LIMA Stenting Through a Left Radial Approach After PCI of an LAD Through a LIMA Caused a Severe Dissection

by
Saidur Khan
Operator(s)
Dr. Saidur Rahman Khan
Affiliation
Ibrahim cardiac Hospital and Research Institute, Dhaka, Bangladesh
Facility / Institute
Ibrahim cardiac Hospital and Research Institute, Dhaka, Bangladesh
Clinical History
A 52 year old male, hypertensive, diabetic gentleman was admitted into our hospital with complaints of typical angina. He was hemodynamically stable with dynamic ST-T changes in anterolateral leads with no elevation of Troponin I and an LVEF of 60%. He previously underwent CABG with 4 grafts - LIMA to LAD, SVG to OM, D1 and RCA - after angiography revealed a severely diseased proximal-mid LAD and a 80% stenosis in the distal LAD and severely diseased ramus and RCA (Figure 1, Figure 2).
Angiography
CT angiography revealed a patent LIMA to the LAD with an 80% stenosis in the distal LAD (he LIMA graft was implanted in mid LAD with no skip graft for the distal LAD lesion), an occluded SVG to the diagonal, a diffusely diseased SVG to OM with feeble distal runoff in the OM, and a mildly diseased SVG to RCA proximally (Figure 3, Figure 4). The ramus was severely diseased.
Procedure
Using the left radial approach a 6Fr JL 3.5 guiding catheter, and a BMW guidewire, the lesion in the ramus was crossed and predilated using a 1.5x10mm Sapphire balloon. The target lesion was stented using a 2.25x18mm Euca Tax stent (PES, Germnay) at 14atm to achieve TIMI III flow (Figure 5, Figure 6). Then a 5Fr JR guiding catheter was used to cannulate the LIMA. A BMW guidewire was chosen to cross the LAD lesion through the LIMA. Due to the tortuosity of the LIMA, this required support with a 2x9mm Maverick balloon after which the target lesion was predilated at 12atm.

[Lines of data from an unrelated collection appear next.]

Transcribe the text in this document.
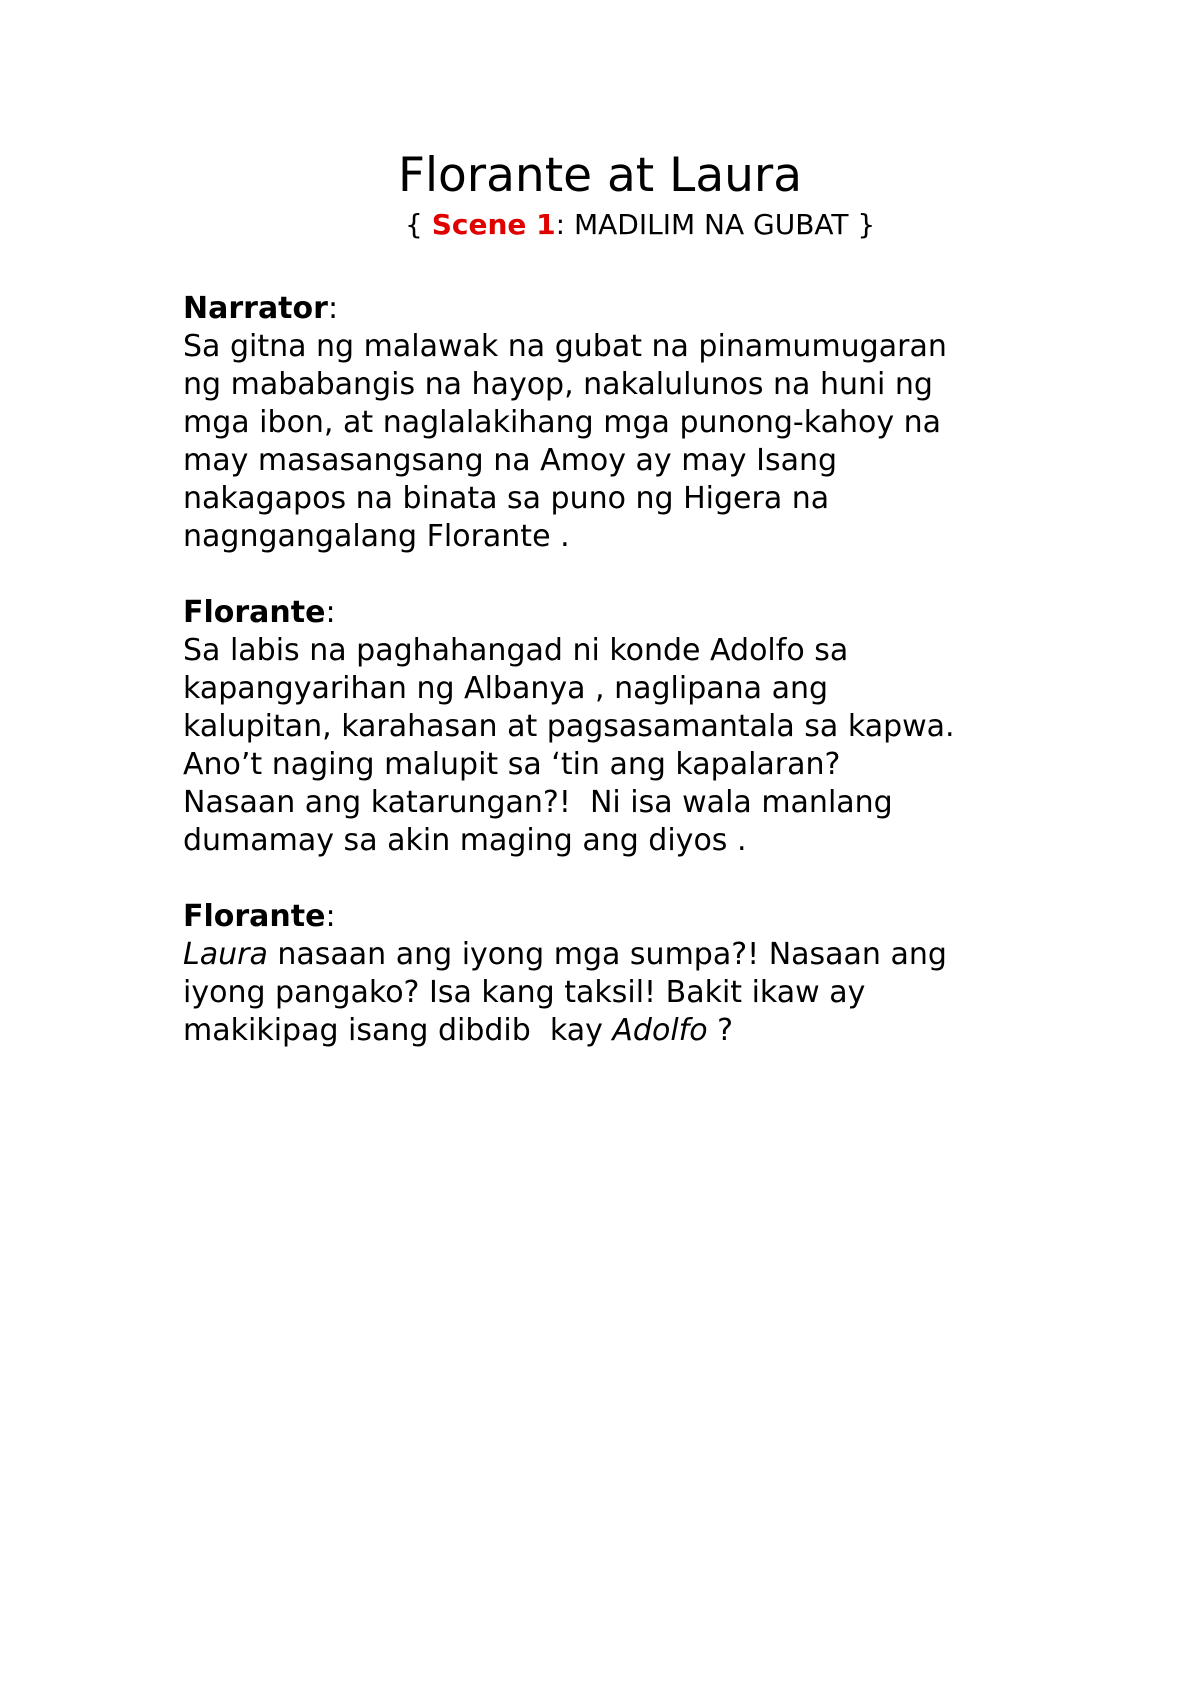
Florante at Laura
{ Scene 1: MADILIM NA GUBAT }
Narrator:
Sa gitna ng malawak na gubat na pinamumugaran
ng mababangis na hayop, nakalulunos na huni ng
mga ibon, at naglalakihang mga punong-kahoy na
may masasangsang na Amoy ay may Isang
nakagapos na binata sa puno ng Higera na
nagngangalang Florante .
Florante:
Sa labis na paghahangad ni konde Adolfo sa
kapangyarihan ng Albanya , naglipana ang
kalupitan, karahasan at pagsasamantala sa kapwa.
Ano’t naging malupit sa ‘tin ang kapalaran?
Nasaan ang katarungan?!  Ni isa wala manlang
dumamay sa akin maging ang diyos .
Florante:
Laura nasaan ang iyong mga sumpa?! Nasaan ang
iyong pangako? Isa kang taksil! Bakit ikaw ay
makikipag isang dibdib  kay Adolfo ?
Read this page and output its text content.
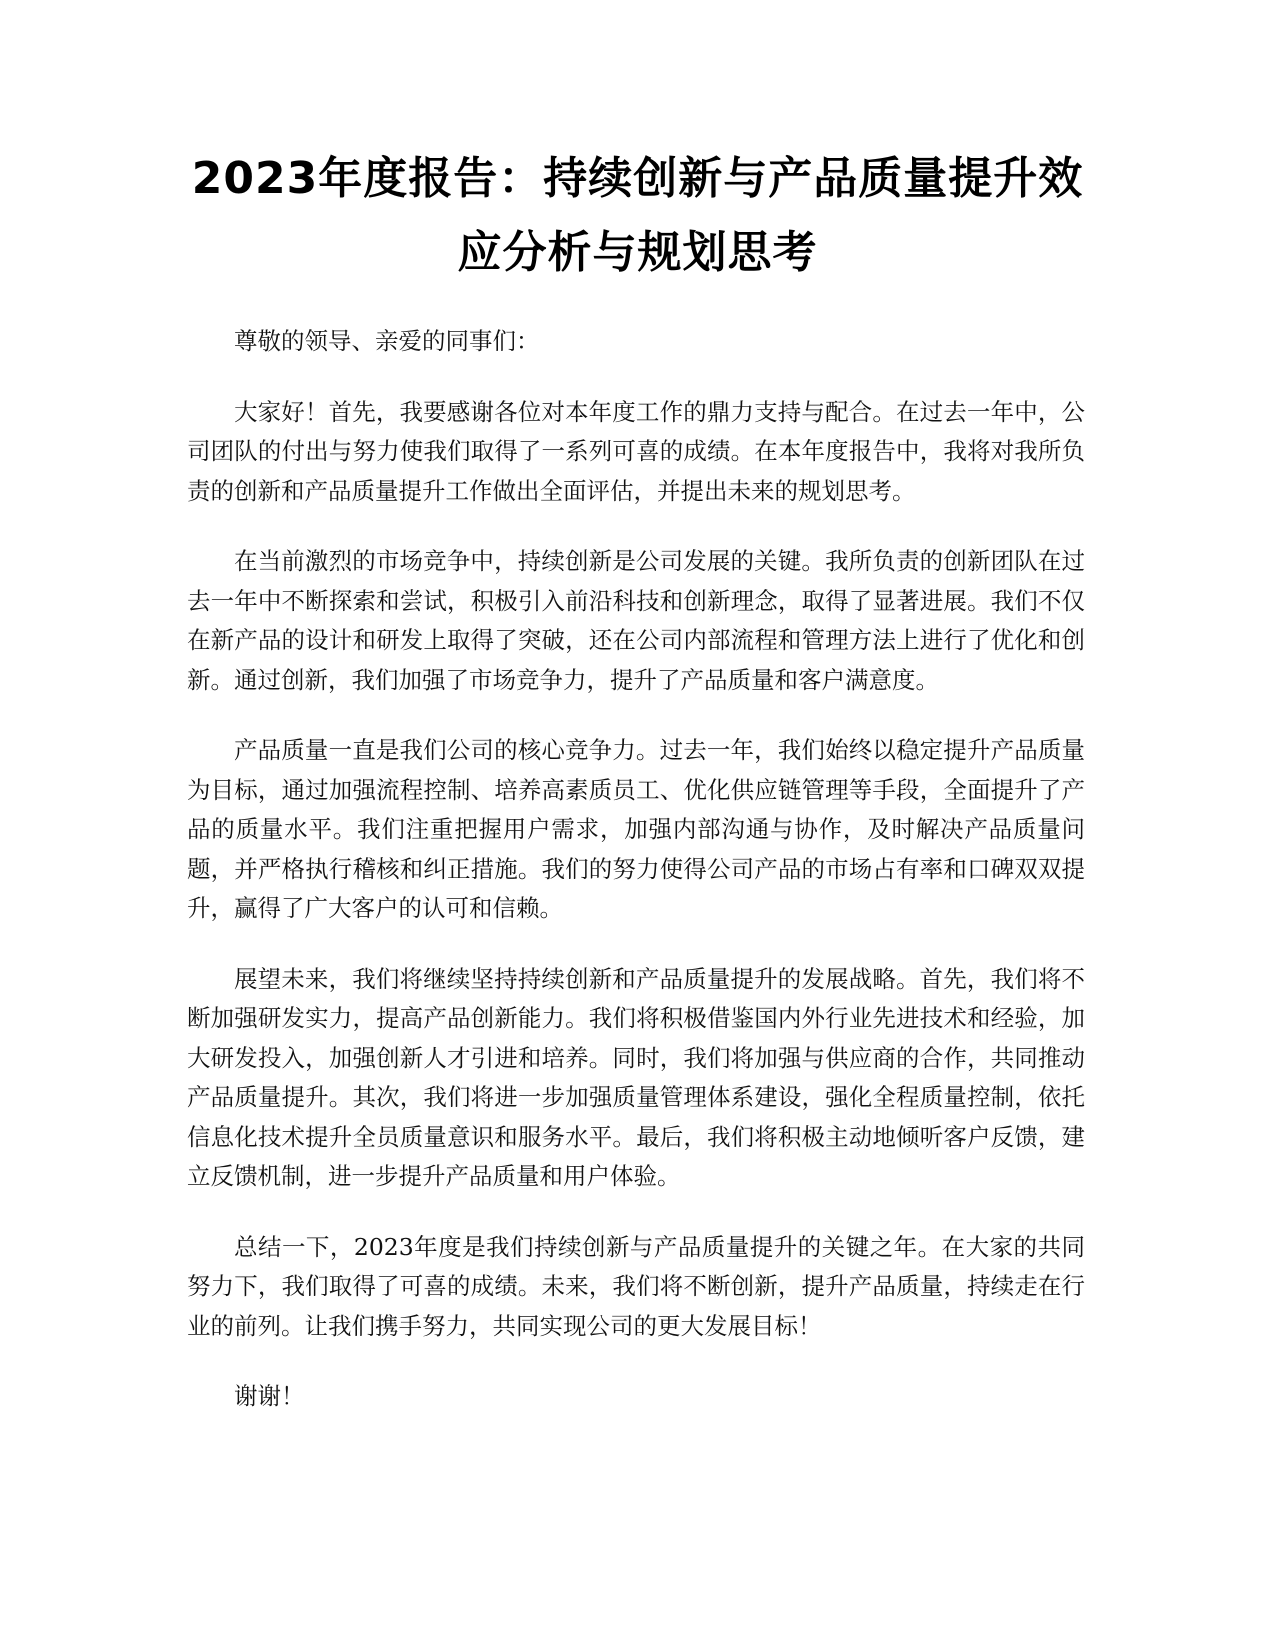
2023年度报告：持续创新与产品质量提升效应分析与规划思考

尊敬的领导、亲爱的同事们：

大家好！首先，我要感谢各位对本年度工作的鼎力支持与配合。在过去一年中，公司团队的付出与努力使我们取得了一系列可喜的成绩。在本年度报告中，我将对我所负责的创新和产品质量提升工作做出全面评估，并提出未来的规划思考。

在当前激烈的市场竞争中，持续创新是公司发展的关键。我所负责的创新团队在过去一年中不断探索和尝试，积极引入前沿科技和创新理念，取得了显著进展。我们不仅在新产品的设计和研发上取得了突破，还在公司内部流程和管理方法上进行了优化和创新。通过创新，我们加强了市场竞争力，提升了产品质量和客户满意度。

产品质量一直是我们公司的核心竞争力。过去一年，我们始终以稳定提升产品质量为目标，通过加强流程控制、培养高素质员工、优化供应链管理等手段，全面提升了产品的质量水平。我们注重把握用户需求，加强内部沟通与协作，及时解决产品质量问题，并严格执行稽核和纠正措施。我们的努力使得公司产品的市场占有率和口碑双双提升，赢得了广大客户的认可和信赖。

展望未来，我们将继续坚持持续创新和产品质量提升的发展战略。首先，我们将不断加强研发实力，提高产品创新能力。我们将积极借鉴国内外行业先进技术和经验，加大研发投入，加强创新人才引进和培养。同时，我们将加强与供应商的合作，共同推动产品质量提升。其次，我们将进一步加强质量管理体系建设，强化全程质量控制，依托信息化技术提升全员质量意识和服务水平。最后，我们将积极主动地倾听客户反馈，建立反馈机制，进一步提升产品质量和用户体验。

总结一下，2023年度是我们持续创新与产品质量提升的关键之年。在大家的共同努力下，我们取得了可喜的成绩。未来，我们将不断创新，提升产品质量，持续走在行业的前列。让我们携手努力，共同实现公司的更大发展目标！

谢谢！
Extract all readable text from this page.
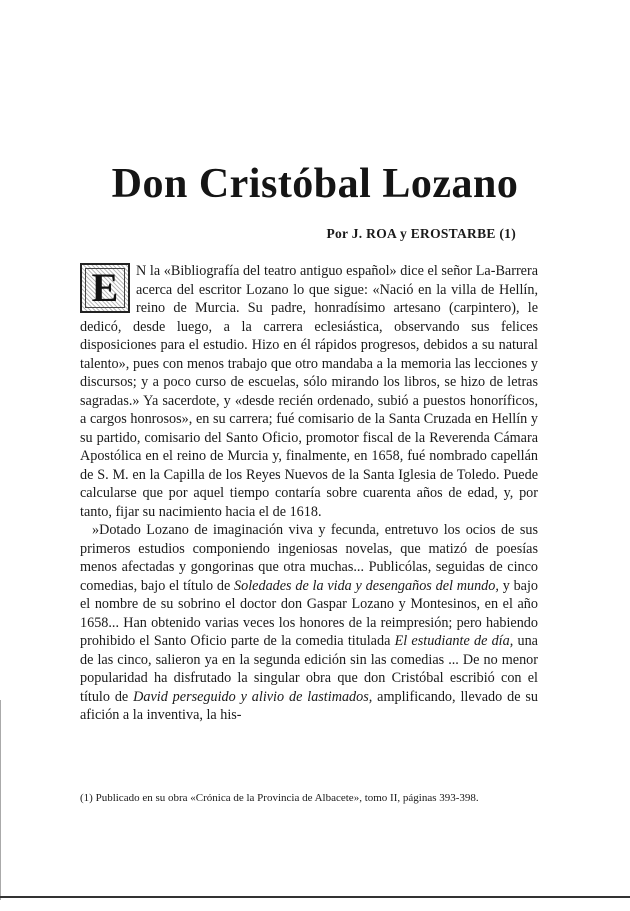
Don Cristóbal Lozano
Por J. ROA y EROSTARBE (1)

E	N la «Bibliografía del teatro antiguo español» dice el señor La-Barrera acerca del escritor Lozano lo que sigue: «Nació en la villa de Hellín, reino de Murcia. Su padre, honradísimo artesano (carpintero), le dedicó, desde luego, a la carrera eclesiástica, observando sus felices disposiciones para el estudio. Hizo en él rápidos progresos, debidos a su natural talento», pues con menos trabajo que otro mandaba a la memoria las lecciones y discursos; y a poco curso de escuelas, sólo mirando los libros, se hizo de letras sagradas.» Ya sacerdote, y «desde recién ordenado, subió a puestos honoríficos, a cargos honrosos», en su carrera; fué comisario de la Santa Cruzada en Hellín y su partido, comisario del Santo Oficio, promotor fiscal de la Reverenda Cámara Apostólica en el reino de Murcia y, finalmente, en 1658, fué nombrado capellán de S. M. en la Capilla de los Reyes Nuevos de la Santa Iglesia de Toledo. Puede calcularse que por aquel tiempo contaría sobre cuarenta años de edad, y, por tanto, fijar su nacimiento hacia el de 1618.

»Dotado Lozano de imaginación viva y fecunda, entretuvo los ocios de sus primeros estudios componiendo ingeniosas novelas, que matizó de poesías menos afectadas y gongorinas que otra muchas... Publicólas, seguidas de cinco comedias, bajo el título de Soledades de la vida y desengaños del mundo, y bajo el nombre de su sobrino el doctor don Gaspar Lozano y Montesinos, en el año 1658... Han obtenido varias veces los honores de la reimpresión; pero habiendo prohibido el Santo Oficio parte de la comedia titulada El estudiante de día, una de las cinco, salieron ya en la segunda edición sin las comedias ... De no menor popularidad ha disfrutado la singular obra que don Cristóbal escribió con el título de David perseguido y alivio de lastimados, amplificando, llevado de su afición a la inventiva, la his-

(1) Publicado en su obra «Crónica de la Provincia de Albacete», tomo II, páginas 393-398.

Then an attempt was made to deploy a 2.5x12mm Optima stent (CID, Italy), but it was very difficult even using “buddy wiring” technique. Deep intubation of the guiding catheter was required to position the stent that was then implanted at 16atm (Figure 7, Figure 8). After the guiding catheter and guidewire were withdrawn, there was no flow to the LIMA (Figure 9). After rewiring, a long segment of intimal dissection in the LIMA was observed (Figure 10). Therefore, two bare metal stents (3x23mm STS Flex and 3x18mm R stent) were deployed into the LIMA overlapping each other (Figure 11, Figure 12). Distal TIMI III flow was achieved.
Conclusion(s) / Result(s)
During this eventful procedure of one and a half hour, patient cooperated properly without any hemodynamic instability. No ischemic changes in the ECG were observed after PCI. The patient was discharged 2 days after PCI. Follow up after 2 weeks was done, and the patient was symptom free.
Comments/Lessons
Left radial approach specially for graft study in post CABG patients is a popular alternative to femoral access. This is the first time that this operator experienced a dissection of the LIMA during PCI. Possibly the angulation of the LIMA along with deep intubation of the catheter caused this disaster. There are no trials to indicate whether DES is necessary for LIMA stenting. Cautious use of the guiding catheter is very important for preventing this sort of event.